Although it can be a trap to get lost in reading books about simplicity and clutter-clearing (you read the book rather than clearing the clutter!), they can be useful, both practically and inspirationally.

Two of my favourite inspirational books I’ve already reviewed on Pilgrim’s Moon:

In Celebration of Simplicity by Penelope Wilcock, and

The Joy of Less by Francine Jay

For great practical suggestions, read Julie Morgenstern’s Organizing from the Inside Out and Sink Reflections by Marla Cilley (Fly Lady).

However if you tend to be paralysed by ambitions of perfection DO NOT yet tackle Home Comforts: the Art and Science of Keeping House by Cheryl Mendelson. I bought this book then laundered linen table napkins while dishes lay unwashed in the sink. I bought and fitted under-slips for my pillowslips and under-covers for my duvet covers while my clothes lay on the bedroom floor because I had too many to fit in the wardrobe. It’s a wonderful book, but it’s PhD level in a world where some of us haven’t finished High School!


The blogs I read about simplicity tend to be more inspirational than practical, although a bit of both.

I enjoy Courtney Carver’s blog Be More With Less. She has some brilliant Mini-Missions which help take things in small steps, and I particularly liked her recent post Vulnerability and the Myth of the Picture Perfect Anything, in which she talks about how people sharing perfect vignettes of their lives online can make us feel less worthy:

Let’s be inspired by the beauty shared online instead of shamed or envious. People that eat pretty food, or live with less, or strive for more are still people. They still experience ups and downs and set backs.

I refer above to Pen Wilcock’s book In Celebration of Simplicity, and I also love her blog, Kindred of the Quiet Way. She’s been running a series called 365 in which she posted a photograph each day over the course of a year of one unneeded piece of stuff she recycled. I enjoyed her latest post, Aggregating Marginal Gains, in which she talks about the beauty of what some would call a marginal life, and the connections we make:

If one walks the badger tracks rather than the highway, the whole lot is marginal – all gains are marginal! Income is low, status is minimal or non-existent, one has no platform, nothing with which to impress, no strings to pull.

But the aggregation of one’s gains here in the margins amounts to a life of contentment.

Josh Becker’s Becoming Minimalist is another excellent blog. In a lovely moment of serendipity, a friend posted a link on Facebook yesterday to my favourite post of his, which I had planned to link to today. So here it is: The Life Changing Nature of Gratitude.

Gratitude will never be a result of your next purchase, success, or accomplishment. It is available in your heart right now. And you will never find gratitude in life until you intentionally decide to choose it.

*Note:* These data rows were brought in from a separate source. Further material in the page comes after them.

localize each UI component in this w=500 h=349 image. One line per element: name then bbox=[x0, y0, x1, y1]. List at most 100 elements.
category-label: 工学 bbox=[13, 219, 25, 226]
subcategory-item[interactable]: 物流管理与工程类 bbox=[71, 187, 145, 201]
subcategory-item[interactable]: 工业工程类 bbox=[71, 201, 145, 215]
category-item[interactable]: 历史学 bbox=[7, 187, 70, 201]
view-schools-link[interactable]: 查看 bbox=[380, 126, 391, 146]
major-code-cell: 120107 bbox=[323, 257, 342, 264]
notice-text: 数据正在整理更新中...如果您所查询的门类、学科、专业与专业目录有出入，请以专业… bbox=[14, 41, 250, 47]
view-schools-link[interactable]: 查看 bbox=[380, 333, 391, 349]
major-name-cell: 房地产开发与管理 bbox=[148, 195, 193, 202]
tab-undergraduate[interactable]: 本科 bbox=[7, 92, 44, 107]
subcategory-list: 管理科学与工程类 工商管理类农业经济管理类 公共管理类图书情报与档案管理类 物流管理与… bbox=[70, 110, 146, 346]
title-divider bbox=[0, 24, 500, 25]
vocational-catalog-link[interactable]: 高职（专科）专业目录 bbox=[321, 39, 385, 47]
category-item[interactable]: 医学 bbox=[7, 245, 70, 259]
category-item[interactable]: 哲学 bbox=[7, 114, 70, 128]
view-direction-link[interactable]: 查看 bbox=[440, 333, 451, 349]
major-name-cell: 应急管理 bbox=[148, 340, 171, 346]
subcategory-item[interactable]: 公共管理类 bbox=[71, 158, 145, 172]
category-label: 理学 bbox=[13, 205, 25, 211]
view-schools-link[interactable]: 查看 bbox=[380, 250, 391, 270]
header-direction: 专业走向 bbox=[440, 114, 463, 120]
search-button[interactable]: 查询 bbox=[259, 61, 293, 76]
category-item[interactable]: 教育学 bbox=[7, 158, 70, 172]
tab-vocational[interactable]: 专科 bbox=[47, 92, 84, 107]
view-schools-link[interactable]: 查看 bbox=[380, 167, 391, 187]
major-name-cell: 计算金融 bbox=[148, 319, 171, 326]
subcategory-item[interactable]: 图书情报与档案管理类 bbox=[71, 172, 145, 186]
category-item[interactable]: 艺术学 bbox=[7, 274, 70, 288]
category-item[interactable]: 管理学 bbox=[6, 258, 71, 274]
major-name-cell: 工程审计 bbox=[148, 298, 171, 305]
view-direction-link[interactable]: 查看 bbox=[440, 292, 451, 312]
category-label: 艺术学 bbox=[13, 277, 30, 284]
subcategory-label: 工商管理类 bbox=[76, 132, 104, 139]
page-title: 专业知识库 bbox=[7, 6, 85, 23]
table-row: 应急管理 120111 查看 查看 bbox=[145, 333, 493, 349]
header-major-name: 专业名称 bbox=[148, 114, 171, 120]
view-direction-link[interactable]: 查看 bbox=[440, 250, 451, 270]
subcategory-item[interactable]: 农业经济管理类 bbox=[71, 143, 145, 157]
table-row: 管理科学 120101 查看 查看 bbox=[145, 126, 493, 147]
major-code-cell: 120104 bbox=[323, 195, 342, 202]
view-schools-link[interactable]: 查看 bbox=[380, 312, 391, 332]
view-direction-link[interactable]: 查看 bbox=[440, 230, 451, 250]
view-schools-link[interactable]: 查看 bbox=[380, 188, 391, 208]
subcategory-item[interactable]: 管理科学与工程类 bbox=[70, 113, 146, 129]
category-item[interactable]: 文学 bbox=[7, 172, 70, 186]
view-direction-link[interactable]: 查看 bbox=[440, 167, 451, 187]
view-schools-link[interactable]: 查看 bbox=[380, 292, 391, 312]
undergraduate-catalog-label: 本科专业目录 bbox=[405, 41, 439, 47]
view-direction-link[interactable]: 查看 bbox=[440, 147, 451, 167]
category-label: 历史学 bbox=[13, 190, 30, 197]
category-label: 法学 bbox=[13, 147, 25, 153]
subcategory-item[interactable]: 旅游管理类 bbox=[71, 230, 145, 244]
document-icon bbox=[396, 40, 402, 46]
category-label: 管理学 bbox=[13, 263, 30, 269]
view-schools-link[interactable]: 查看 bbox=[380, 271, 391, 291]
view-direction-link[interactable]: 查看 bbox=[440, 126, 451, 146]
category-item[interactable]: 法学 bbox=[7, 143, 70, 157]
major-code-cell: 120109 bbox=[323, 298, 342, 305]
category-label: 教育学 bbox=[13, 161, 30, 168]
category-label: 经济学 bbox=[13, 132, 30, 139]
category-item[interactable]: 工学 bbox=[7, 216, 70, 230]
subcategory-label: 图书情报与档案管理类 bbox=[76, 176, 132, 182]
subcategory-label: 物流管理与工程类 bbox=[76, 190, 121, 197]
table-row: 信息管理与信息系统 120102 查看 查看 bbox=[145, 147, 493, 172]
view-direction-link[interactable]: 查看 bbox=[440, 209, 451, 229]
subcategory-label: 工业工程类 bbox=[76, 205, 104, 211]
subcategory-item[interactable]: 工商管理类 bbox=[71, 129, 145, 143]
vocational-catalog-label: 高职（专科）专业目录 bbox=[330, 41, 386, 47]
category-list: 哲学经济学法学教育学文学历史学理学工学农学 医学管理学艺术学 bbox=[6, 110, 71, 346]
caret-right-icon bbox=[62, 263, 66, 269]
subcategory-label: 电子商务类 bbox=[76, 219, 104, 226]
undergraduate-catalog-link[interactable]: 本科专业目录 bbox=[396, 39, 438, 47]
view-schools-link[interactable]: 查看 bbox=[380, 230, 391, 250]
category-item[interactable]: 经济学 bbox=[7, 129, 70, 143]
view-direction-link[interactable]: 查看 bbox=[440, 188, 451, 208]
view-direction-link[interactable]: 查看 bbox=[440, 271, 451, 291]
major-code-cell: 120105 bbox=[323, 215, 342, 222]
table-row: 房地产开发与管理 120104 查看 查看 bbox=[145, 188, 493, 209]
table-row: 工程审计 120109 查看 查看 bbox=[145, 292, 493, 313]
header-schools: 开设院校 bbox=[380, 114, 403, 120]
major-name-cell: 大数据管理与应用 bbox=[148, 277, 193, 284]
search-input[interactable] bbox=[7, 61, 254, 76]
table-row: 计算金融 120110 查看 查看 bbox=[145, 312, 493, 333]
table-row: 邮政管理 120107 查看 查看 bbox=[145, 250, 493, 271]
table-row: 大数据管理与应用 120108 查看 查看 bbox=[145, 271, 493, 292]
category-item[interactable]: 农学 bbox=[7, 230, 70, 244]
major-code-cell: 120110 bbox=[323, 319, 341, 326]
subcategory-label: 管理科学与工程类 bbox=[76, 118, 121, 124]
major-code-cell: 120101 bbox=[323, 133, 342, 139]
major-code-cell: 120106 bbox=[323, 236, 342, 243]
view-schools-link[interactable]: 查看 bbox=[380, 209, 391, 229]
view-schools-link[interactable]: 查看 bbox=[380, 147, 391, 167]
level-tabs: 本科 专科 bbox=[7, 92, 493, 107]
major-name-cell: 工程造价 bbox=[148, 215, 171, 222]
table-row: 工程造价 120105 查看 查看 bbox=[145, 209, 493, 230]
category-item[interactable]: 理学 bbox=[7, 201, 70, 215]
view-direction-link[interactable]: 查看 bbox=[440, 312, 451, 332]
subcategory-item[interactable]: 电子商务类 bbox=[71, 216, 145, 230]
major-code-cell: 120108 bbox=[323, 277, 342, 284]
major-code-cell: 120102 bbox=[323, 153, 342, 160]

And Alison Wiley’s blog, Diamond-Cut Life, is consistently great. Here’s her 64-word guide.


People sometimes think that owning less is being less, and nothing could be further from the truth. Having what we need and paying attention to life is full of joy. As Mary Chapin Carpenter says:

Is it too much to ask
I want a comfortable bed that won’t hurt my back
Food to fill me up
And warm clothes and all that stuff

…Is it too much to demand
I want a full house and a rock and roll band
Pens that won’t run out of ink
And cool quiet and time to think

And of course she also wants Passionate Kisses. Here’s the song:

(For those of you reading this in email and unable to see the YouTube video, click here.)


Have a wonderful week everyone, whether simple or complicated!